Les Ottaviens disent NON à Harper
Samedi dernier, sur la colline parlementaire, des milliers de manifestants ont dénoncé la prorogation du Parlement par le premier ministre Stephen Harper.
L’initiative de manifester contre la décision de Stephen Harper vient du groupe «Le Comité des Canadiens et des Canadiennes contre la prorogation du Parlement», sur Facebook. Les différents rassemblements avaient tous un lien commun : Non, monsieur Harper! Selon un agent de la Gendarmerie royale du Canada (GRC), plus de 3000 personnes ont manifesté à Ottawa pour que les élus retournent au travail. À travers les “Get to work!”, “Shame!” et “Fight for justice” (« Au travail! », « Honte! » et « Combattons pour la justice! »), les citoyens sont restés calmes et pacifiques. « Il n’y a eu aucun acte de violence, vandalisme ou quelconque. Tout est calme et nous nous attendions à ce que ça se passe ainsi », témoigne l’agent de la GRC.
Les chefs prennent la parole
Des citoyens ont été appelés à témoigner devant une foule massive en face du Parlement. Que ce soit une employée de Nortel, un fonctionnaire du gouvernement ou encore des étudiants, le message était clair : « Non à la prorogation, non à monsieur Harper! » De plus, les chefs des partis libéraux, néo-démocrates et verts ont défilé devant les manifestants en y allant d’un vibrant message contre leurs ennemis conservateurs. C’est Jack Layton qui a été le premier à attaquer Harper en lançant haut et fort : « Le dernier premier ministre anglais à avoir mis la clef dans la porte du Parlement à été exécuté. Je ne demande pas ici qu’on exécute monsieur Harper, mais ne pas réélire le parti conservateur me semble une bonne peine! » La foule était en extase devant monsieur Layton, lui qui a pris un bain de foule après son discours.
Michael Ignatieff a pris le relais quelques instants plus tard et ses paroles n’ont pas eu le même impact que celles de son adversaire politique.
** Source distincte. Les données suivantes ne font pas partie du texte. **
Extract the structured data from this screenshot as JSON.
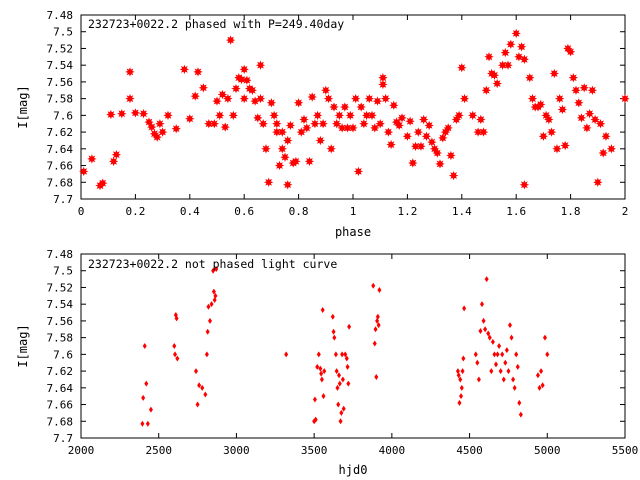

Toutefois, la foule a bien accueilli ses propos martelant le premier ministre canadien : « Stephen Harper a misé sur la désillusion du peuple canadien. Eh bien on voit aujourd’hui qu’il a perdu son pari. Le pouvoir est au peuple, pas à vous, monsieur Harper! », a-t-il renchéri. À propos de l’évènement de la journée, Ignatieff a ajouté que le peuple a agit « de manière chaude, chaleureuse et civilisée ».
La chef du Parti vert du Canada a ensuite pris la parole pour quelques instants en rappelant l’action anti-démocratique de Stephen Harper. À la question de savoir ce que les étudiants peuvent faire à la situation, Élisabeth May est catégorique : « Voter! C’est la chose la plus puissante que vous puissiez faire. Le premier ministre Harper ne fait rien sans stratégie […] Il pense que vu le faible taux de participation des jeunes aux élections, il peut tout se permettre, car il compte sur l’inaction des moins de 25 ans. »
De l’U d’O à la colline parlementaire
Si l’idée d’une manifestation contre la prorogation est venue du phénomène Facebook, ce sont toutefois deux étudiants de l’Université d’Ottawa qui ont organisé celle d’Ottawa. En effet, Jesse Root, étudiant de deuxième année en science politique, affirme que la frustration a été le motif de son implication. D’abord membre du groupe Facebook des Canadiens contre la prorogation, il a donné son nom, ainsi que celui de son ami Alex Hill, afin de devenir coordonnateur de la manifestation dans la région de la capitale nationale. Root souligne qu’il est heureux de voir que la Fédération étudiante de l’U d’O a soutenu une motion visant à informer les étudiants de la prorogation. Il se dit aussi vraiment impressionné par le nombre de participants à la manifestation et prévoit plusieurs activités dans les semaines à suivre.